Ruptures des contrats d'apprentissage en Île-de-France
Cette étude s’inscrit dans le contexte d’une croissance inédite de l’apprentissage à l’échelle nationale, et de manière encore plus marquée à l’échelle francilienne. L’Île-de-France est la région qui compte le plus d’apprentis en France : plus de 200 000 nouveaux contrats ont été signés en 2023, soit près du quart (24 %) des nouveaux contrats enregistrés au national1. Entre 2019 et 2022, les acteurs se sont mobilisés sur le développement de l’apprentissage. Les enjeux étaient de sensibiliser, de promouvoir et de faciliter les entrées. À cette phase de déploiement de la réforme2 succède aujourd’hui une phase de consolidation traitant notamment de la sécurisation des parcours et des droits des apprentis. La mesure des ruptures est alors un indicateur qui vient renseigner la qualité du système d’apprentissage.

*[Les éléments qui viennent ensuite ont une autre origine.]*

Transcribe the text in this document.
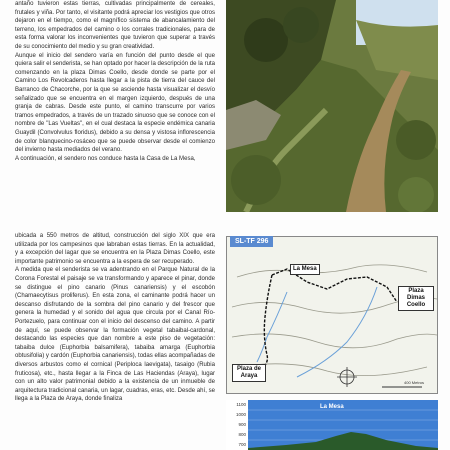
antaño tuvieron estas tierras, cultivadas principalmente de cereales, frutales y viña. Por tanto, el visitante podrá apreciar los vestigios que otros dejaron en el tiempo, como el magnífico sistema de abancalamiento del terreno, los empedrados del camino o los corrales tradicionales, para de esta forma valorar los inconvenientes que tuvieron que superar a través de su conocimiento del medio y su gran creatividad.

Aunque el inicio del sendero varía en función del punto desde el que quiera salir el senderista, se han optado por hacer la descripción de la ruta comenzando en la plaza Dimas Coello, desde donde se parte por el Camino Los Revolcaderos hasta llegar a la pista de tierra del cauce del Barranco de Chacorche, por la que se asciende hasta visualizar el desvío señalizado que se encuentra en el margen izquierdo, después de una granja de cabras. Desde este punto, el camino transcurre por varios tramos empedrados, a través de un trazado sinuoso que se conoce con el nombre de "Las Vueltas", en el cual destaca la especie endémica canaria Guaydil (Convolvulus floridus), debido a su densa y vistosa inflorescencia de color blanquecino-rosáceo que se puede observar desde el comienzo del invierno hasta mediados del verano.

A continuación, el sendero nos conduce hasta la Casa de La Mesa,

ubicada a 550 metros de altitud, construcción del siglo XIX que era utilizada por los campesinos que labraban estas tierras. En la actualidad, y a excepción del lagar que se encuentra en la Plaza Dimas Coello, este importante patrimonio se encuentra a la espera de ser recuperado.

A medida que el senderista se va adentrando en el Parque Natural de la Corona Forestal el paisaje se va transformando y aparece el pinar, donde se distingue el pino canario (Pinus canariensis) y el escobón (Chamaecytisus proliferus). En esta zona, el caminante podrá hacer un descanso disfrutando de la sombra del pino canario y del frescor que genera la humedad y el sonido del agua que circula por el Canal Río-Portezuelo, para continuar con el inicio del descenso del camino. A partir de aquí, se puede observar la formación vegetal tabaibal-cardonal, destacando las especies que dan nombre a este piso de vegetación: tabaiba dulce (Euphorbia balsamifera), tabaiba amarga (Euphorbia obtusifolia) y cardón (Euphorbia canariensis), todas ellas acompañadas de diversos arbustos como el cornical (Periploca laevigata), tasaigo (Rubia fruticosa), etc., hasta llegar a la Finca de Las Haciendas (Araya), lugar con un alto valor patrimonial debido a la existencia de un inmueble de arquitectura tradicional canaria, un lagar, cuadras, eras, etc. Desde ahí, se llega a la Plaza de Araya, donde finaliza

SL-TF 296
La Mesa
Plaza Dimas Coello
Plaza de Araya
400 Metros
1100
1000
900
800
700
La Mesa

Cette étude a vocation à apporter des éléments permettant de mieux caractériser le phénomène de rupture, tout en tenant compte des spécificités franciliennes. Un travail statistique a été réalisé pour quantifier les ruptures en Île-de-France, mais aussi mettre en exergue les différentes méthodes de calcul et leur signification (partie 1 : mesurer). Un travail de terrain, par observations et entretiens, a également été mené, pour appréhender et qualifier les ruptures (partie 2 : qualifier) et pour identifier des pratiques permettant de les prévenir (partie 3 : prévenir).

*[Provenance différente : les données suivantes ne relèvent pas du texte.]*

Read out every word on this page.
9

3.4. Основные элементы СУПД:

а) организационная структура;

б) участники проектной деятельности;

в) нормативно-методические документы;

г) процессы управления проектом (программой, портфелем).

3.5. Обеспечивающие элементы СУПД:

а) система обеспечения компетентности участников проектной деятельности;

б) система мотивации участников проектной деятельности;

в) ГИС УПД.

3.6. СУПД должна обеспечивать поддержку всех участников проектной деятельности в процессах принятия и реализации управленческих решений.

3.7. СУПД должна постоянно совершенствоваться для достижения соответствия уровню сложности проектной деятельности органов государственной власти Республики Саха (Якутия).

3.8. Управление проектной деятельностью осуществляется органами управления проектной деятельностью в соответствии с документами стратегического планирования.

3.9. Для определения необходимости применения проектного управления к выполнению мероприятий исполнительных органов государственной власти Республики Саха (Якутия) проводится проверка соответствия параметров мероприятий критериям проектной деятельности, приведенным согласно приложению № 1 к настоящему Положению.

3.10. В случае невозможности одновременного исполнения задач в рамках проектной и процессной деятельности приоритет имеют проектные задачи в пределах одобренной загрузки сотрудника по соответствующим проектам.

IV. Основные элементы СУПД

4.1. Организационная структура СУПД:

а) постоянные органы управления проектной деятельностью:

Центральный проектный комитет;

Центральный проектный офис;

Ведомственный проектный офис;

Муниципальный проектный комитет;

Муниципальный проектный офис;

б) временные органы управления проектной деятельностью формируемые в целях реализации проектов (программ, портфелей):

1. Mesurer la rupture : enjeux méthodologiques et empiriques
La dernière publication de la DARES – dont la portée est nationale – livre un ensemble de constats importants par rapport aux données antérieures3. La probabilité de rupture dans les neuf mois est généralement plus élevée pour les apprentis plus âgés et pour les femmes (23 % contre 19,5 % pour les hommes). Les taux de rupture augmentent entre 2017 et 2022 pour les apprentis ayant plus de 18 ans au début de leur contrat, alors que le taux de rupture des mineurs est stable. Dans l’ensemble, les ruptures sont plus fréquentes dans le secondaire (26 %) que dans le supérieur (18 %). Cependant, les évolutions entre 2017 et 2022, indiquent une progression du taux de rupture très significative dans le supérieur (+ 8 points) par rapport au secondaire (+ 2 points). En 2022, les formations préparant un bac + 2 connaissent plus de ruptures que les formations au niveau du bac. La durée des contrats joue fortement. Ceux ayant une durée d’environ un an connaissent un taux de rupture de 12,6 % alors que ceux ayant une durée d’environ deux ans ont un taux de rupture de 37,6 %.
Les secteurs présentant le plus de ruptures restent inchangés, comme l’hébergement-restauration (36 % à neuf mois pour les contrats débutés en 2022) ou la coiffure. Cependant le taux de rupture double pratiquement dans des secteurs peu concernés historiquement par les ruptures (information-communication ; activités financière et assurance ; administration publique, enseignement, santé humaine et action sociale). De même, si les ruptures sont plus fréquentes dans les petites entreprises (28 % de ruptures dans les neuf mois dans les entreprises de moins de 5 salariés, 21 % dans les entreprises de 10 à 49 salariés, contre 12 % dans les entreprises de 250 salariés ou plus), la progression des ruptures dans les grandes entreprises est notable depuis 2017 (+ 5 points).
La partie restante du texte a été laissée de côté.